Of CMS’s direct-contracting pathways, the professional option offers a lower risk-sharing arrangement, with participants being exposed to 50% upside and downside risk. It comes with “primary care capitation,” a capitated, risk-adjusted monthly payment for enhanced primary care services.

Meanwhile, the global option offers the highest risk-sharing arrangement, with participants on the hook for 100% savings and losses. It comes with two payment options: Primary care capitation or “total care capitation,” a capitated, risk-adjusted monthly payment for all services provided by participants plus the preferred providers they work with.

“You have full upside and downside risk for the total cost of care of the beneficiaries that you’re seeing,” Johnson said.

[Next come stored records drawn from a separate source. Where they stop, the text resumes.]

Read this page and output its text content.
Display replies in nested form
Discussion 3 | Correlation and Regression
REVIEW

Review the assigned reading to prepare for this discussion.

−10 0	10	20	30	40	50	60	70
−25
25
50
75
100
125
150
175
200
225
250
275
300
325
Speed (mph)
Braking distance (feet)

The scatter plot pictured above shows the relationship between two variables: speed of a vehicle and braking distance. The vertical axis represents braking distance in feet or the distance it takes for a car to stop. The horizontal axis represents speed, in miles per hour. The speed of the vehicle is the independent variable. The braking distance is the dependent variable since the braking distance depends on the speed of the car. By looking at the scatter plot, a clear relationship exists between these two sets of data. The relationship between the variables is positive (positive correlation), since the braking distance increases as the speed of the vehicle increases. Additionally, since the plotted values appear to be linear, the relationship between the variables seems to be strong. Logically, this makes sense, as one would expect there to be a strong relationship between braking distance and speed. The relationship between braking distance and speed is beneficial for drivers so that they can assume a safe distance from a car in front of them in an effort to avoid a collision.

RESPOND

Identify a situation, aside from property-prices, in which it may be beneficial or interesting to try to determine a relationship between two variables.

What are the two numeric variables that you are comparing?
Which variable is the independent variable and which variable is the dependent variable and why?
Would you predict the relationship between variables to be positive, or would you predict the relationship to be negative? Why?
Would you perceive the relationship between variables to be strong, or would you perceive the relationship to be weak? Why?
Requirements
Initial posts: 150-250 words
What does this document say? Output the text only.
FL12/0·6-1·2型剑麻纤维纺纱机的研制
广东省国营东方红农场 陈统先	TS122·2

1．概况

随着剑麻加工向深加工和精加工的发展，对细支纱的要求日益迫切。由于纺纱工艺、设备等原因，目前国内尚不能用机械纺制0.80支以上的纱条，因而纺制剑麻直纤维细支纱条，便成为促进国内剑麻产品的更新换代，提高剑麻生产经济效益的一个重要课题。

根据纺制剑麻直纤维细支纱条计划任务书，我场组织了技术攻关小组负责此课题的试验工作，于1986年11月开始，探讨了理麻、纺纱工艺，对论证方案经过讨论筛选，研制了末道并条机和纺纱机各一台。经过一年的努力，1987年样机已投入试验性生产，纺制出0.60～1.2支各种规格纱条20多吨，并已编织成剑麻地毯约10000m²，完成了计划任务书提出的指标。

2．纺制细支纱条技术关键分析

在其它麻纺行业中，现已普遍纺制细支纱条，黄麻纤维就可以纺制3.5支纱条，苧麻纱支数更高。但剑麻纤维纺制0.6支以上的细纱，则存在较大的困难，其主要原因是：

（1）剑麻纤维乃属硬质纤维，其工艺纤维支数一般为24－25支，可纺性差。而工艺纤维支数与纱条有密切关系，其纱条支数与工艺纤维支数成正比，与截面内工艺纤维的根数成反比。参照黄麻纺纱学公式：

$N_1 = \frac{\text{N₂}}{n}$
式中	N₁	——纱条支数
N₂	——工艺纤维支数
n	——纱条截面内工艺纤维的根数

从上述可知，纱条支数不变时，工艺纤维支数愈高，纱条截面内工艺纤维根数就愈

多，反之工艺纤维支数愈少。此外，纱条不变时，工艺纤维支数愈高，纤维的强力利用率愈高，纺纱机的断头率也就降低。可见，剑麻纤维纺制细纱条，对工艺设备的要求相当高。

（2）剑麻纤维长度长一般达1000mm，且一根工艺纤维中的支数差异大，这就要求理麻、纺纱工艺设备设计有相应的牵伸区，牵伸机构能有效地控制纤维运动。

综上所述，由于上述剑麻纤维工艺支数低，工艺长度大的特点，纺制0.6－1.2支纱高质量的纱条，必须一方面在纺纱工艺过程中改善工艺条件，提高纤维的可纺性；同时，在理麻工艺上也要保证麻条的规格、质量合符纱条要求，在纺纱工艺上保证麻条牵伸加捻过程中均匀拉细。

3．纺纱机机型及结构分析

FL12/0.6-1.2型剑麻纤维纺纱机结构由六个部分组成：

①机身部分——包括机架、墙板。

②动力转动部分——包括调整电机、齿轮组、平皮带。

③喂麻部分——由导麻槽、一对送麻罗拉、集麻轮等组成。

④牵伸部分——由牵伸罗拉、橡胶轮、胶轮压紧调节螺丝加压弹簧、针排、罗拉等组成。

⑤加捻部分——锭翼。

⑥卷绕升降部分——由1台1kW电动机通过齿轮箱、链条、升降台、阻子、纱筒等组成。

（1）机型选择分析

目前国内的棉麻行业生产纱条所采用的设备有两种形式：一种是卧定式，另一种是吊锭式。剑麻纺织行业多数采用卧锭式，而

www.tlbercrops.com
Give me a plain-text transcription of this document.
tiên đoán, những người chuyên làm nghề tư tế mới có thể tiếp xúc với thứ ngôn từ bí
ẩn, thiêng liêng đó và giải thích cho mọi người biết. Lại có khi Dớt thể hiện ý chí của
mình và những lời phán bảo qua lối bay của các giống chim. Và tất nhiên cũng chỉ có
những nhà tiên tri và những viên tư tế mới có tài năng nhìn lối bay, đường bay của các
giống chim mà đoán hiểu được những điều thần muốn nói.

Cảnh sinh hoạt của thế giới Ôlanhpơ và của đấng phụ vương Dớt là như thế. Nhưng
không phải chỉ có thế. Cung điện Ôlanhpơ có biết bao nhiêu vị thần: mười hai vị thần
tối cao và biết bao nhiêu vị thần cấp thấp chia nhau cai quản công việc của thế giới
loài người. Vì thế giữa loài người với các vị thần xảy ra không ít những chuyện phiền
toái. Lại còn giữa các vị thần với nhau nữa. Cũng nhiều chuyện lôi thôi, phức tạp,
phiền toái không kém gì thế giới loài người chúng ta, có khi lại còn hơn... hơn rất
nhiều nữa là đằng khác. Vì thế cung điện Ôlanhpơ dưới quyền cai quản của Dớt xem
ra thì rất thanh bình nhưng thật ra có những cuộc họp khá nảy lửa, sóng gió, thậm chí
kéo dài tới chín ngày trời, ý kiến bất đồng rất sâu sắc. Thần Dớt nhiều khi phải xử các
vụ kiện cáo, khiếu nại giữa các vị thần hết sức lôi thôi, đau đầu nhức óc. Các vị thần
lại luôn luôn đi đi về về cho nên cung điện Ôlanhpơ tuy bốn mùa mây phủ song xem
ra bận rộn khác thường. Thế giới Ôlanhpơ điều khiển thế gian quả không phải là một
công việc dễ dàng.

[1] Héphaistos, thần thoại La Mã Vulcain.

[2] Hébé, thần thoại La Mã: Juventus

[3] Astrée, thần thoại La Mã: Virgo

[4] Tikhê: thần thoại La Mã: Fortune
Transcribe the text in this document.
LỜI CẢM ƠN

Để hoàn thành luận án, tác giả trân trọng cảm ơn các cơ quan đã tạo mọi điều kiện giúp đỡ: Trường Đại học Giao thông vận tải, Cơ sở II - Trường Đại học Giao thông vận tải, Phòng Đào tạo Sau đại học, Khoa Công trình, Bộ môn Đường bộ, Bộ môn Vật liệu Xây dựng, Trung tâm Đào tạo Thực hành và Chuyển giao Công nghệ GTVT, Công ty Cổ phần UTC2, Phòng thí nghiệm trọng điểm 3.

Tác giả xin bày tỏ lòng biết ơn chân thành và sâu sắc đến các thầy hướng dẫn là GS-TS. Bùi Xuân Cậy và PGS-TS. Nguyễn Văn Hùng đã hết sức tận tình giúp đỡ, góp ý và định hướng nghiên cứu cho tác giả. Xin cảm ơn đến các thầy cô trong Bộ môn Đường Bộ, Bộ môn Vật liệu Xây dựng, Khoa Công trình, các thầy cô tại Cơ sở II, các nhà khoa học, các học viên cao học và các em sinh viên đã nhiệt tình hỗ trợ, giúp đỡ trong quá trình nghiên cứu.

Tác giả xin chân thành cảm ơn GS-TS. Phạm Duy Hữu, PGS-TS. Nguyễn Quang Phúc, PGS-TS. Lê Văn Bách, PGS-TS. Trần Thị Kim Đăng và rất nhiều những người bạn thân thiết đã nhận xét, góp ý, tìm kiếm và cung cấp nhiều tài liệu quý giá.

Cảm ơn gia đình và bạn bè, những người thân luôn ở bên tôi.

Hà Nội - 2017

In some ways, direct-contracting is similar to how MA plans operate.

Broadly, CMS sets a base rate at the county level for different patient populations. Each DCE then has to work against the base rate, figuring out where they can improve patient care and curb overall spending.

“We almost think of this as just adding a new contract,” Johnson said. “It’s just that this is a really big contract.”

Getting excited

Landmark will start caring for patients under the direct-contracting model in April. When that time comes, it will have an opportunity to profoundly expand its business.

Currently, Landmark has about 12 million Medicare beneficiaries across its national footprint. Of those, more than 7 million are in traditional Medicare — people Landmark wouldn’t be able to reach without direct contracting.

“The reason we get really excited about it is, you know, part of our mission is to transform the care in the communities that we serve,” Johnson said. “As things stand today, we’ve really been limited. We’ve thought about ways that we could participate with traditional Medicare, but we just couldn’t make our business model work in the fee-for-service world.”

On top of the global and professional options, CMS also recently unveiled plans for a geographic direct-contracting model. With the initial performance period slated for January, the geographic option would pay participants for lowering total cost of care for Medicare beneficiaries in a given marketplace.

“The Geographic Direct-Contracting Model is part of the Innovation Center’s suite of Direct-Contracting models and is one of the Center’s largest bets to date on value-based care,” current CMS Innovation Center Director Brad Smith said in a statement.

CMS is considering 15 geographic regions in which to test the model, though ultimately the agency will select only a maximum of 10. The areas under review include: Atlanta, Dallas, Denver, Detroit, Houston, Los Angeles, Miami, Minneapolis, Orlando, Phoenix, Philadelphia, Pittsburgh, Riverside, San Diego and Tampa.

Each of these areas includes 150,000 to 700,000 beneficiaries.